Camilerde toplanan paraların nerelere harcandığının meçhul olduğunu anlatmak için sosyal medyada bir video yayımlanan Karsan, cemaatlerin camileri mesken tuttuğunu, rant sistemine müdahale edince tehdit edildiğini, kimsenin tarikat tahsildarlarından hesap soramadığına dikkat çekmişti...

"Camiler ibadet yeri olmaktan çıkmış, rant yerine dönmüştür. Buradan toplanan paraların hesabını ahirette veremeyiz" diyen Karsan, "Kendisi de imam-hatip olan cumhurbaşkanı Erdoğan'ı imamlara sahip çıkmaya çağırıyorum" diye "imdat" istemişti!..

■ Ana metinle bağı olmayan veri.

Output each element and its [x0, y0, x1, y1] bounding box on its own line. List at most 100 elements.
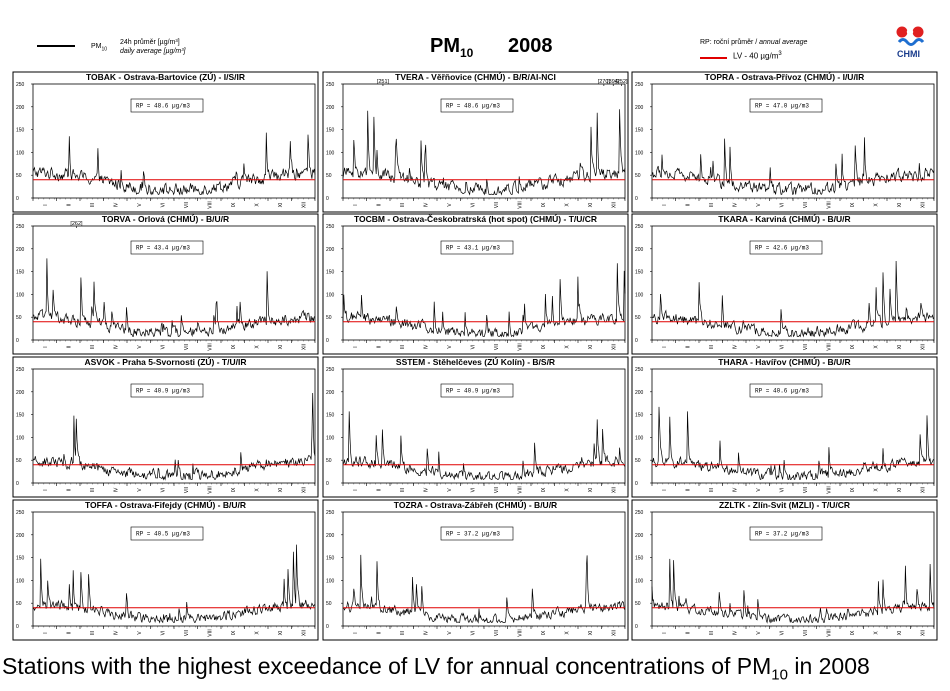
- y-tick-label: 50: [326, 458, 332, 464]
- chart-panel: TVERA - Věřňovice (CHMÚ) - B/R/AI-NCI 0 50…: [322, 71, 629, 213]
- x-tick-label: X: [873, 345, 879, 349]
- x-tick-label: IX: [231, 630, 237, 635]
- y-tick-label: 150: [635, 413, 644, 419]
- peak-label: [262]: [70, 221, 83, 227]
- legend-text: 24h průměr [µg/m³] daily average [µg/m³]: [120, 38, 186, 56]
- caption-suffix: in 2008: [787, 653, 870, 679]
- rp-label: RP = 48.6 µg/m3: [136, 103, 190, 110]
- x-tick-label: VI: [470, 488, 476, 493]
- x-tick-label: VII: [184, 630, 190, 636]
- y-tick-label: 150: [326, 270, 335, 276]
- x-tick-label: III: [90, 203, 96, 207]
- lv-legend: LV - 40 µg/m3: [733, 51, 782, 61]
- panel-frame: [12, 499, 319, 641]
- rp-legend-b: annual average: [759, 39, 808, 46]
- y-tick-label: 250: [326, 224, 335, 230]
- x-tick-label: XI: [278, 203, 284, 208]
- x-tick-label: IV: [423, 202, 429, 207]
- title-text: PM: [430, 35, 460, 57]
- panel-frame: [631, 213, 938, 355]
- x-tick-label: II: [66, 346, 72, 349]
- x-tick-label: VII: [184, 344, 190, 350]
- rp-box: [130, 240, 204, 255]
- x-tick-label: VII: [803, 202, 809, 208]
- x-tick-label: X: [254, 345, 260, 349]
- y-tick-label: 150: [326, 413, 335, 419]
- legend-line-sample: [37, 45, 75, 47]
- legend-pm-label: PM10: [91, 43, 107, 52]
- x-tick-label: V: [756, 345, 762, 349]
- y-tick-label: 50: [635, 315, 641, 321]
- x-tick-label: X: [564, 488, 570, 492]
- chart-panel: ASVOK - Praha 5-Svornosti (ZÚ) - T/U/IR 0…: [12, 356, 319, 498]
- y-tick-label: 0: [635, 624, 638, 630]
- x-tick-label: XII: [920, 487, 926, 493]
- y-tick-label: 50: [16, 315, 22, 321]
- y-tick-label: 150: [635, 128, 644, 134]
- panel-title: TOPRA - Ostrava-Přívoz (CHMÚ) - I/U/IR: [705, 71, 865, 82]
- series-line: [342, 554, 626, 624]
- x-tick-label: III: [90, 631, 96, 635]
- x-tick-label: VIII: [517, 629, 523, 637]
- x-tick-label: V: [447, 488, 453, 492]
- x-tick-label: IX: [850, 344, 856, 349]
- x-tick-label: IV: [113, 202, 119, 207]
- y-tick-label: 250: [16, 224, 25, 230]
- x-tick-label: III: [709, 345, 715, 349]
- series-line: [32, 132, 316, 196]
- x-tick-label: VII: [494, 487, 500, 493]
- x-tick-label: IX: [541, 487, 547, 492]
- panel-title: ASVOK - Praha 5-Svornosti (ZÚ) - T/U/IR: [85, 356, 247, 367]
- rp-label: RP = 40.5 µg/m3: [136, 531, 190, 538]
- rp-box: [130, 526, 204, 541]
- y-tick-label: 100: [635, 292, 644, 298]
- x-tick-label: II: [685, 204, 691, 207]
- x-tick-label: VIII: [517, 343, 523, 351]
- x-tick-label: II: [376, 489, 382, 492]
- x-tick-label: V: [137, 488, 143, 492]
- x-tick-label: VI: [779, 203, 785, 208]
- x-tick-label: I: [43, 632, 49, 633]
- y-tick-label: 0: [16, 481, 19, 487]
- x-tick-label: IV: [423, 630, 429, 635]
- y-tick-label: 50: [16, 173, 22, 179]
- x-tick-label: I: [662, 632, 668, 633]
- caption-sub: 10: [771, 666, 788, 684]
- x-tick-label: VII: [184, 487, 190, 493]
- y-tick-label: 0: [326, 338, 329, 344]
- x-tick-label: III: [90, 345, 96, 349]
- peak-label: [270]: [598, 79, 611, 85]
- x-tick-label: I: [662, 204, 668, 205]
- x-tick-label: XII: [611, 487, 617, 493]
- y-tick-label: 150: [16, 556, 25, 562]
- x-tick-label: XII: [611, 202, 617, 208]
- x-tick-label: VI: [160, 203, 166, 208]
- x-tick-label: V: [447, 345, 453, 349]
- chart-panel: TOCBM - Ostrava-Českobratrská (hot spot)…: [322, 213, 629, 355]
- x-tick-label: XII: [611, 630, 617, 636]
- x-tick-label: X: [564, 203, 570, 207]
- x-tick-label: XI: [897, 203, 903, 208]
- y-tick-label: 250: [635, 224, 644, 230]
- x-tick-label: IX: [231, 344, 237, 349]
- x-tick-label: III: [709, 631, 715, 635]
- panel-title: SSTEM - Stěhelčeves (ZÚ Kolín) - B/S/R: [396, 356, 555, 367]
- x-tick-label: X: [564, 631, 570, 635]
- x-tick-label: X: [873, 631, 879, 635]
- x-tick-label: XI: [588, 203, 594, 208]
- x-tick-label: I: [662, 346, 668, 347]
- x-tick-label: II: [685, 346, 691, 349]
- x-tick-label: I: [353, 204, 359, 205]
- panel-title: TORVA - Orlová (CHMÚ) - B/U/R: [102, 213, 229, 224]
- y-tick-label: 200: [326, 105, 335, 111]
- x-tick-label: I: [353, 346, 359, 347]
- series-line: [342, 109, 626, 196]
- x-tick-label: I: [43, 204, 49, 205]
- x-tick-label: XII: [301, 344, 307, 350]
- y-tick-label: 250: [16, 367, 25, 373]
- x-tick-label: IX: [541, 202, 547, 207]
- x-tick-label: XI: [588, 631, 594, 636]
- x-tick-label: V: [756, 488, 762, 492]
- rp-box: [749, 240, 823, 255]
- x-tick-label: V: [447, 203, 453, 207]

Peki, sonra ne mi oldu?.. Savcılık bu vahim deşifreyi ihbar kabul etti mi, Diyanet soruşturma açtı mı bilmiyoruz ama Ebubekir Karsan artık imam değil!.. Çünkü tarikata-cemaate göz yuman sistem tarafından "izinsiz basın açıklaması yaptığı" gibi safsata bir gerekçeyle hemen açığa alındı...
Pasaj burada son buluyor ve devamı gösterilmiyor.